Emilie, 29 ans, Paris
Réponse de Valérie Huchet-Dufetrelle
Psychologue clinicienne, Paris
Tous les enfants mordent un jour ou l’autre, ce phénomène est très courant surtout lorsqu’ils sont en collectivité. Mordre est un stade de développement normal de la petite enfance. Dans les premiers mois de la vie de votre bébé, toutes formes de plaisir sont apportées par la bouche et la succion, c’est la première zone érogène. En dehors de la satisfaction de ses besoins vitaux, l’enfant utilise sa bouche, ses lèvres, sa langue, ses dents pour découvrir le monde autour de lui, ce sont des points de contact avec l’environnement.

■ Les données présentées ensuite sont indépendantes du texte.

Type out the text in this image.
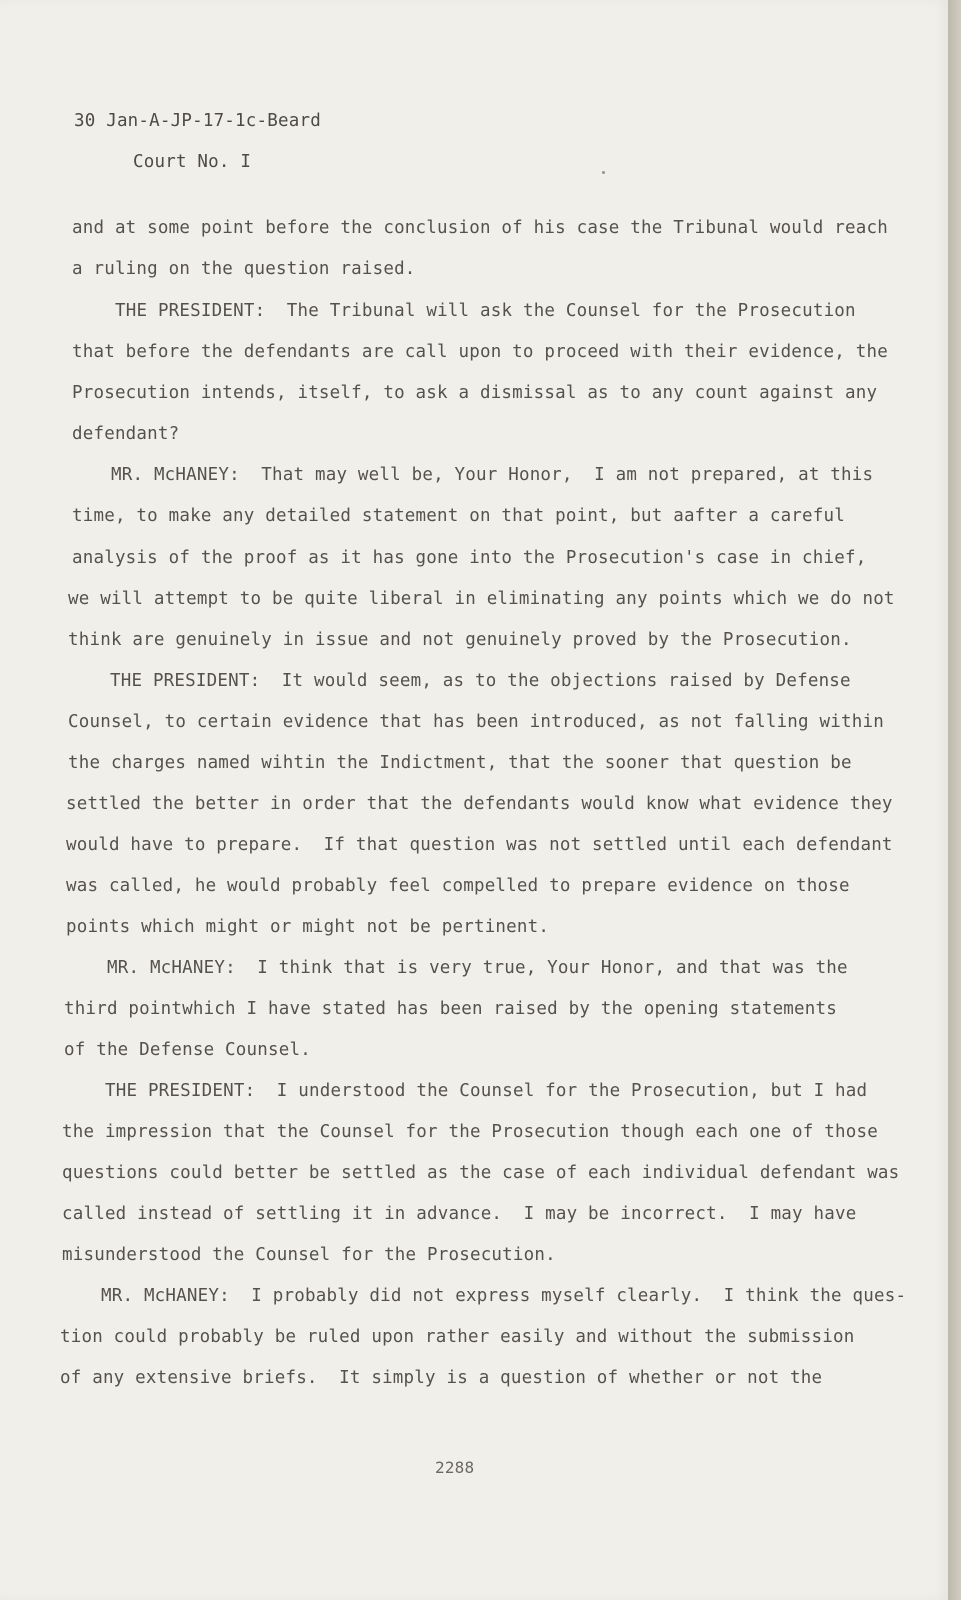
30 Jan-A-JP-17-1c-Beard
Court No. I
and at some point before the conclusion of his case the Tribunal would reach
a ruling on the question raised.
THE PRESIDENT:  The Tribunal will ask the Counsel for the Prosecution
that before the defendants are call upon to proceed with their evidence, the
Prosecution intends, itself, to ask a dismissal as to any count against any
defendant?
MR. McHANEY:  That may well be, Your Honor,  I am not prepared, at this
time, to make any detailed statement on that point, but aafter a careful
analysis of the proof as it has gone into the Prosecution's case in chief,
we will attempt to be quite liberal in eliminating any points which we do not
think are genuinely in issue and not genuinely proved by the Prosecution.
THE PRESIDENT:  It would seem, as to the objections raised by Defense
Counsel, to certain evidence that has been introduced, as not falling within
the charges named wihtin the Indictment, that the sooner that question be
settled the better in order that the defendants would know what evidence they
would have to prepare.  If that question was not settled until each defendant
was called, he would probably feel compelled to prepare evidence on those
points which might or might not be pertinent.
MR. McHANEY:  I think that is very true, Your Honor, and that was the
third pointwhich I have stated has been raised by the opening statements
of the Defense Counsel.
THE PRESIDENT:  I understood the Counsel for the Prosecution, but I had
the impression that the Counsel for the Prosecution though each one of those
questions could better be settled as the case of each individual defendant was
called instead of settling it in advance.  I may be incorrect.  I may have
misunderstood the Counsel for the Prosecution.
MR. McHANEY:  I probably did not express myself clearly.  I think the ques-
tion could probably be ruled upon rather easily and without the submission
of any extensive briefs.  It simply is a question of whether or not the
2288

Jusqu’à 6-10 mois, mordre, c’est faire connaissance et prendre conscience qu’il y a un extérieur à soi. Cela va de la rencontre avec l’objet à la rencontre de l’autre, qu’il soit enfant ou adulte, car la première victime de ces morsures est souvent la mère. Passé cette période, mordre peut devenir pour lui un mode de communication. Pour s’opposer, par jalousie ou tout simplement par affection, faute de mots, l’enfant a recours à la morsure. Dans tous les cas, ce geste ne doit pas être passé sous silence. Il est important de lui signifier votre désaccord avec conviction : « Tu ne dois pas mordre. » Il faut lui expliquer que cela fait mal, car souvent l’enfant n’a pas conscience de la gravité de son acte. Montrez-lui les conséquences de son geste et consolez le petit mordu tout en mettant des mots sur ce qui vient de se passer. Il est essentiel que votre enfant comprenne que pour accéder à ses désirs, il doit aussi prendre en compte ceux des autres.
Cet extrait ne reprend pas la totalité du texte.